The Invention of the Chinese nation
Date: Friday 16 October
Time: 10am-11am
Abstract
How many nations are there in China? Is there just one or are there many? What does the Chinese word for nation - ‘minzu’ actually mean? In this talk, Bill Hayton will trace the origins of the contemporary problems in Tibet and Xinjiang to debates among exiled Chinese reformers and revolutionaries in the early twentieth century about how to translate European ideas of ‘race’, ’nation’, ‘people’ and ‘citizen’ into Chinese.
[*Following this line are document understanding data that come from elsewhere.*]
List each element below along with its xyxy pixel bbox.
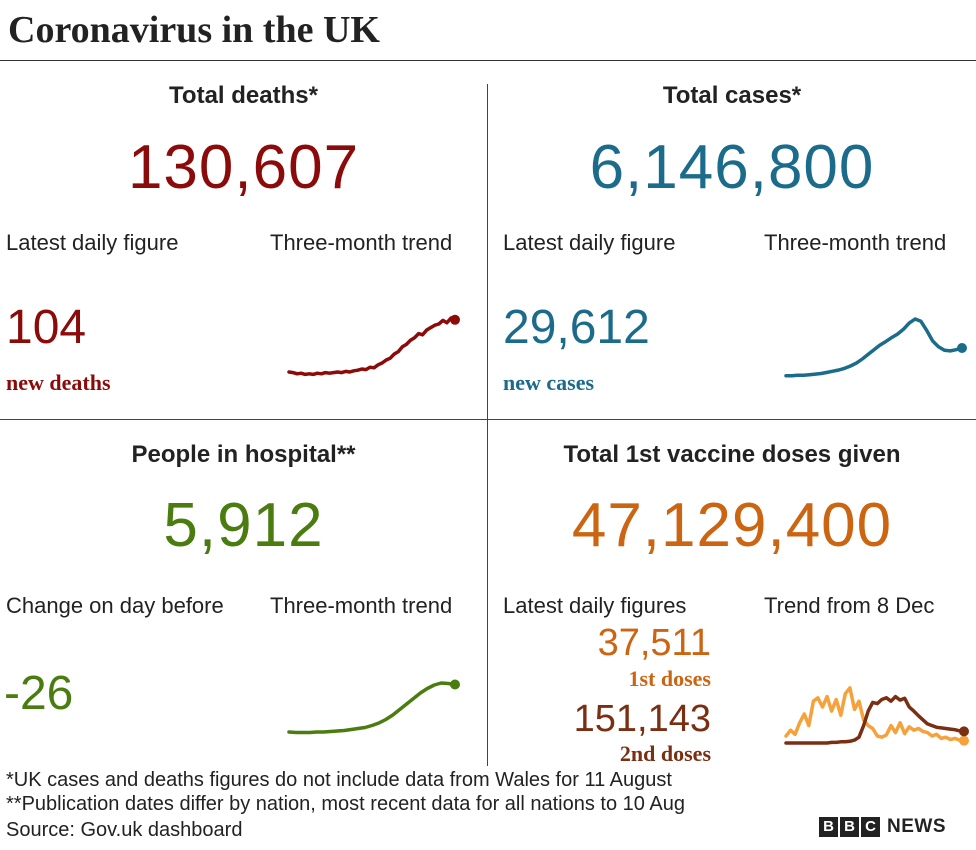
2nd-doses-series-end-dot: [959, 726, 969, 737]
cases-daily-value: 29,612: [503, 301, 650, 354]
vaccine-first-label: 1st doses: [628, 666, 711, 691]
hospital-heading: People in hospital**: [131, 441, 356, 468]
horizontal-divider: [0, 419, 976, 420]
bbc-logo-letter-1: B: [819, 817, 838, 837]
source-note: Source: Gov.uk dashboard: [6, 819, 243, 841]
hospital-daily-label: Change on day before: [6, 593, 224, 618]
page-title: Coronavirus in the UK: [8, 9, 380, 51]
hospital-trend-chart: [287, 679, 460, 735]
footnote-publication: **Publication dates differ by nation, mo…: [6, 793, 685, 815]
deaths-daily-value: 104: [6, 301, 87, 354]
cases-heading: Total cases*: [662, 82, 802, 109]
title-rule: [0, 60, 976, 61]
cases-trend-label: Three-month trend: [764, 230, 947, 255]
vaccine-trend-chart: [784, 686, 969, 746]
cases-total: 6,146,800: [589, 133, 875, 202]
deaths-trend-chart: [287, 314, 460, 377]
vaccine-daily-label: Latest daily figures: [503, 593, 687, 618]
deaths-total: 130,607: [127, 133, 360, 202]
hospital-trend-chart-end-dot: [450, 679, 460, 690]
deaths-daily-unit: new deaths: [6, 370, 111, 395]
vaccine-trend-label: Trend from 8 Dec: [764, 593, 935, 618]
hospital-total: 5,912: [163, 491, 324, 560]
bbc-logo-letter-3: C: [861, 817, 880, 837]
footnote-wales: *UK cases and deaths figures do not incl…: [6, 769, 672, 791]
vaccine-second-label: 2nd doses: [619, 741, 711, 766]
vaccine-second-value: 151,143: [573, 698, 711, 740]
deaths-heading: Total deaths*: [169, 82, 318, 109]
bbc-logo-news: NEWS: [887, 816, 946, 837]
vaccine-heading: Total 1st vaccine doses given: [563, 441, 901, 468]
bbc-news-logo: B B C NEWS: [819, 816, 946, 838]
cases-trend-chart-end-dot: [957, 343, 967, 353]
vertical-divider: [487, 84, 488, 766]
deaths-trend-chart-end-dot: [450, 314, 460, 325]
hospital-trend-label: Three-month trend: [270, 593, 453, 618]
vaccine-total: 47,129,400: [571, 491, 893, 560]
deaths-trend-chart-line: [287, 316, 457, 377]
bbc-logo-letter-2: B: [840, 817, 859, 837]
1st-doses-series-line: [784, 686, 966, 743]
cases-trend-chart-line: [784, 317, 964, 378]
hospital-trend-chart-line: [287, 681, 457, 735]
1st-doses-series-end-dot: [959, 735, 969, 746]
deaths-trend-label: Three-month trend: [270, 230, 453, 255]
2nd-doses-series-line: [784, 694, 966, 745]
cases-daily-unit: new cases: [503, 370, 595, 395]
vaccine-first-value: 37,511: [597, 622, 711, 664]
cases-trend-chart: [784, 317, 967, 378]
deaths-daily-label: Latest daily figure: [6, 230, 179, 255]
cases-daily-label: Latest daily figure: [503, 230, 676, 255]
hospital-daily-value: -26: [4, 667, 74, 720]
He will show how arguments between key figures such as Liang Qichao and Sun Yat-sen about how to reconcile questions of racial purity with territorial control, led to expedient ideological compromises that created the conditions for today’s crises in the peripheries of the People’s Republic.
About the Speaker
Bill Hayton is the author of ’The Invention of China’ to be published in October by Yale University Press. He is an Associate Fellow with the Asia-Pacific Programme at Chatham House, a journalist with BBC News in London, and a regular writer on Asian issues. He previously authored ’The South China Sea: the struggle for power in Asia’ (Yale, 2014) and ‘Vietnam: rising dragon’ (Yale, 2010, second edition 2020). In 2006/7 he was the BBC’s reporter in Vietnam and in 2013/14 he was seconded to the Myanmar state broadcaster to work on media reform.